Review | Cannes 2023: Kubi movie review – Takeshi Kitano’s gory samurai epic sees the Japanese auteur return to his entertaining best
- Set in Japan’s Warring States period when samurai warlords fought to rule the country, Kitano’s historical epic is full of battles, decapitations and dark humour
- While it might be difficult to keep up with the complex web of characters, Kubi is such an exhilarating ride at times that it scarcely matters
4/5 stars
Six years after his last film, the trilogy-completing yakuza tale Outrage Coda, Japanese auteur “Beat” Takeshi Kitano is back to his bloody best.
The opening shot of Kubi, a historical samurai tale he’s tried to make for 30 years, is of crabs scuttling around the fleshy neck of a headless corpse. Minutes later, the volatile Lord Nobunaga (Ryo Kase) is forcing an underling to eat a sweet from the end of his sword, which he promptly grinds into the man’s mouth.
Set in the late 16th century, at a time Japan was rife with feuding warlords, the movie begins as Nobunaga’s vassal, Araki Murashige (Kenichi Endo) organises a rebellion. The enraged Nobunaga sends Akechi Mitsuhide (Hidetoshi Nishijima) to track him down, unaware that he and Murashige are lovers.

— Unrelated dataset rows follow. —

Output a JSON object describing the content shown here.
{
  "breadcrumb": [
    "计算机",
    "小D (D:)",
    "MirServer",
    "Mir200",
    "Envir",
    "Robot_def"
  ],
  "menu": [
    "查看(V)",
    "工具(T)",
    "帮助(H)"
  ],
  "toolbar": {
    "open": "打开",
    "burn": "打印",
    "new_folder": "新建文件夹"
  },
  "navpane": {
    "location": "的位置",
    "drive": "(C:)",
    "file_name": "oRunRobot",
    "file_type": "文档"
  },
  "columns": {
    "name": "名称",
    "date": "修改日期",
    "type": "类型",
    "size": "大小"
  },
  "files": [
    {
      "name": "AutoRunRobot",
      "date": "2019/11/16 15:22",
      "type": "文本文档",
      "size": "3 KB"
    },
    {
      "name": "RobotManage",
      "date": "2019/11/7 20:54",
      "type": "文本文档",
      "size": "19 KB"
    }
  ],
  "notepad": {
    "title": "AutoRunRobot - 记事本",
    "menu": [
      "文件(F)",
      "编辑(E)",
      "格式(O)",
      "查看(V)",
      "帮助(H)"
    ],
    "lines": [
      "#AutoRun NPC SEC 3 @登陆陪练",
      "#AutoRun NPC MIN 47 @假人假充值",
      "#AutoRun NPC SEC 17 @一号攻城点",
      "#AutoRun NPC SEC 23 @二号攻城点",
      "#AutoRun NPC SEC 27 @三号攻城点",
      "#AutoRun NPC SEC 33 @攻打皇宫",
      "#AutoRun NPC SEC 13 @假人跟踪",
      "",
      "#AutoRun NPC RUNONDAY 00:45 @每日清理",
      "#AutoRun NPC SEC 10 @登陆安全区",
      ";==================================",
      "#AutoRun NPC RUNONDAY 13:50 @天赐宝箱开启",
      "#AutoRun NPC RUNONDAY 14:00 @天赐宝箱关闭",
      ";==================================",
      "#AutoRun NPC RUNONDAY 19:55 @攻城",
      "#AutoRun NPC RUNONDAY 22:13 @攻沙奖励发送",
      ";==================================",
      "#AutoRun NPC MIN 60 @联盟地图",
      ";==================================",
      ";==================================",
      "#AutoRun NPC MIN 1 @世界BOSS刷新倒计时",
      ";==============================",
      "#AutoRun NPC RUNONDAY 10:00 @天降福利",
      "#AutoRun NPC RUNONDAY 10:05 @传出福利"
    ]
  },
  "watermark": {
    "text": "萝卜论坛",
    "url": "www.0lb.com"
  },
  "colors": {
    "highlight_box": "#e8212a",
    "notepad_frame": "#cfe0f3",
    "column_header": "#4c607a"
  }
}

This description barely does justice, however, to a complex web of characters who weave in and out of Kitano’s story. Thankfully, the director recognises the difficulties in keeping up with the plot, and each major player is introduced with their names on the screen.
But even if you fail to grasp the nuances, Kubi is such an exhilarating ride at times that it scarcely matters. From mid-air fights to vast battles, from female ninja assassins to castles set ablaze, there’s plenty to feast your eyes upon.
Premiering out of competition at the Cannes Film Festival, Kubi will naturally be compared to Zatoichi (2003), Kitano’s electric take on the blind swordsman saga by Japanese novelist Kan Shimozawa. This isn’t quite on that level, but it’s an ambitious and elaborately staged film.
Kubi is also replete with Kitano’s midnight-black sense of humour, not least one scene where a character is decapitated, his head falls into the water, bobbing up and down, as another person tries in vain to retrieve it.
The performances are predictably larger than life, especially from the highly entertaining Kase as Nobunaga, and Kitano fans will surely get a kick out of seeing him back on the big screen.
Motivations, beyond Machiavellian power-grabbing, are thin on the ground. But we do get the sense that madness is setting in as characters perform increasingly sick acts on each other. As the wise Sorori puts it, “They’re all out of their minds!”